En primer lugar, porque quienes asediaron a Carlos Dívar -dimite sin conciencia de culpa, dijeron los panfletos- no lo van a acosar a él.
Pero, sobre todo, porque si tuviera reparos de algún tipo no aceptado formar parte del gobierno, dada su naturaleza, ni llevado a cabo los encargos que se le hicieron en su condición de ministro, ni muchísimo menos formar parte del Tribunal Constitucional.
En este punto hay que dejar claro que la democracia es incompatible con la impunidad, cuestión esta que es más propia de las dictaduras. Por tanto, el hecho de que el exministro de Justicia siga en su cargo actual sólo puede considerarse como ajeno a la democracia a la que debe defender. Este concepto no lo dominan los socialistas que siguen en el partido.
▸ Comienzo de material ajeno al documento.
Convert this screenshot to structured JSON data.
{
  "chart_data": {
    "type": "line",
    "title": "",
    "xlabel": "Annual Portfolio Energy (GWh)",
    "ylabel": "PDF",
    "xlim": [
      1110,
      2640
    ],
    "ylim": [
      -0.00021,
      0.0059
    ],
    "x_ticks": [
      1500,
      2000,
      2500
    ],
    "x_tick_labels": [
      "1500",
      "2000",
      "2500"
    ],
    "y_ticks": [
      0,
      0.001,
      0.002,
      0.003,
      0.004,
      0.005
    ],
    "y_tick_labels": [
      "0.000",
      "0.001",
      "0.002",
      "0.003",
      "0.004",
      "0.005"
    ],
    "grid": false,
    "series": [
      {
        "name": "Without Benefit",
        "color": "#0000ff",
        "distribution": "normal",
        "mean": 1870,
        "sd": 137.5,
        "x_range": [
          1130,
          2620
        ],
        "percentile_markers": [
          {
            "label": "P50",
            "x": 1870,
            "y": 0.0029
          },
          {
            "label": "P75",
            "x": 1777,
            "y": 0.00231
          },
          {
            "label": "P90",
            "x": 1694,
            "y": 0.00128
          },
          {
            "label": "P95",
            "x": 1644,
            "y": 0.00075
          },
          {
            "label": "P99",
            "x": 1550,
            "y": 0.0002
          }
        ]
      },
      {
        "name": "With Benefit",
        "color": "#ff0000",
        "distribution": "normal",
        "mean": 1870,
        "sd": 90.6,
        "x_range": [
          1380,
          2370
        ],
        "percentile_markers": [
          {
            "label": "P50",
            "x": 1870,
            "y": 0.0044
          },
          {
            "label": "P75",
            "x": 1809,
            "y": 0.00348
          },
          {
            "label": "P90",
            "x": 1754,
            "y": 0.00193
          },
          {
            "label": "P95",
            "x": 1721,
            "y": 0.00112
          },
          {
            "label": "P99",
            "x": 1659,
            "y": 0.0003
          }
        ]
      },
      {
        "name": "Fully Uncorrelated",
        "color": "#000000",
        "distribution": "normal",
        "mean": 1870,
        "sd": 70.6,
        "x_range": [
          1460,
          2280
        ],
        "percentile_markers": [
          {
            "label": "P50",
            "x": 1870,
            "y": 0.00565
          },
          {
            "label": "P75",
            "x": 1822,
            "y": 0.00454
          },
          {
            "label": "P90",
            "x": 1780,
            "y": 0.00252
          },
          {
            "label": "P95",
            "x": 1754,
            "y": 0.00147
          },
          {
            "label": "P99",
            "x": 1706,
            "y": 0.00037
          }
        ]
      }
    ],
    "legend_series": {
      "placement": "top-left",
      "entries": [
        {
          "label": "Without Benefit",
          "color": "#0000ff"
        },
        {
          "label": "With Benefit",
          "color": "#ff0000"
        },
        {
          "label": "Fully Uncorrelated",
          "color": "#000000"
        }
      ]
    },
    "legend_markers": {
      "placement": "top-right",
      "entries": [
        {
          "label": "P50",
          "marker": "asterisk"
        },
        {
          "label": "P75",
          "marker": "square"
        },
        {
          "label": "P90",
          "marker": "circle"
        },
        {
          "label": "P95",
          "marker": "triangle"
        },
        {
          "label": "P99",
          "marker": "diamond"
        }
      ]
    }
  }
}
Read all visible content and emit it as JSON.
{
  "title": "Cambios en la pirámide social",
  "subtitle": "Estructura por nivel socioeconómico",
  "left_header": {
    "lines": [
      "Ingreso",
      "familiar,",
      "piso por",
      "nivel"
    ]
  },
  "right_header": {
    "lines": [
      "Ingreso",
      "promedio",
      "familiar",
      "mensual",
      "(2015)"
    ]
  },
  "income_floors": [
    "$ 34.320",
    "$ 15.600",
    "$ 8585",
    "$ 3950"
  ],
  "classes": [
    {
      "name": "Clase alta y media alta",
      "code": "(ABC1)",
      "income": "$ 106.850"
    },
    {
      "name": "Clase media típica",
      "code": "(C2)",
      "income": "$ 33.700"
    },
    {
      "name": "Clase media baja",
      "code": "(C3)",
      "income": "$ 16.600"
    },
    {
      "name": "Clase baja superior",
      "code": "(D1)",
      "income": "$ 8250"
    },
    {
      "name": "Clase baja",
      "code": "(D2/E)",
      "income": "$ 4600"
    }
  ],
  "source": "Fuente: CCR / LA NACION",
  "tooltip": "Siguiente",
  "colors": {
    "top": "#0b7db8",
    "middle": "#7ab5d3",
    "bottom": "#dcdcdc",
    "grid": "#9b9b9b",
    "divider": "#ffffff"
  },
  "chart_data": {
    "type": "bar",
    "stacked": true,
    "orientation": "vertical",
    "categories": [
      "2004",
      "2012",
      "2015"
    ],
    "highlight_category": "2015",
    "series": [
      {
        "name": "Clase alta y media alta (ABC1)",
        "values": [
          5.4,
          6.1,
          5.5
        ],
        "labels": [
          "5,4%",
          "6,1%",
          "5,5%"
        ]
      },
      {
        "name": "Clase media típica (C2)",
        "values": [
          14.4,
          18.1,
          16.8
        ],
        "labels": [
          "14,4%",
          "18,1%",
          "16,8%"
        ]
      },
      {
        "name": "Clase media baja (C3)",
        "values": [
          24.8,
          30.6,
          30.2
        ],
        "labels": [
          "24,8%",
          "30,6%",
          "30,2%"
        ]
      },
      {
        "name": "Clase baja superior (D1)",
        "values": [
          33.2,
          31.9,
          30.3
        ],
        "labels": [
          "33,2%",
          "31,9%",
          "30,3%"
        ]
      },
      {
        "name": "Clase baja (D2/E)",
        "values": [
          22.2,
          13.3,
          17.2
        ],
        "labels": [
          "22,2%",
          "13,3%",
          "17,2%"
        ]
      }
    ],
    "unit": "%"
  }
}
Conviene referirse también a esos juristas que no aman a la justicia, sino que adoran al poder, lo cual es nefasto y sumamente peligroso para los ciudadanos que caigan en sus manos.
Se echan de menos, junto con la imprescindible independencia de los jueces, que no tienen, porque se les arrebató, que haya otros mecanismos de control, como la posibilidad de querellarse contra los fiscales y los jueces.
El peligro para los españoles es grande, aunque muchos no lo vean, y bastantes no lo quieran ver, porque lo que les importa es conservar su estatus, no es su intención rebelarse contra nada, por muy injusto que sea. Aceptan ya lo que creen que viene, pero aún está por venir, como hechos consumados e imaginan el modo de adaptarse a la nueva situación que prevén.
Pero el caso es el siguiente: sufrimos a un presidente de escasas luces, narcisista en fase crónica, volcado en alimentar su ego y que ha puesto a todo el partido a su servicio para ese fin. No controla, en cambio, a ninguno de sus aliados, que lo tienen prisionero.
Los impuestos son para contentar a todos esos. El desastre consecuente, también hay que pagarlo.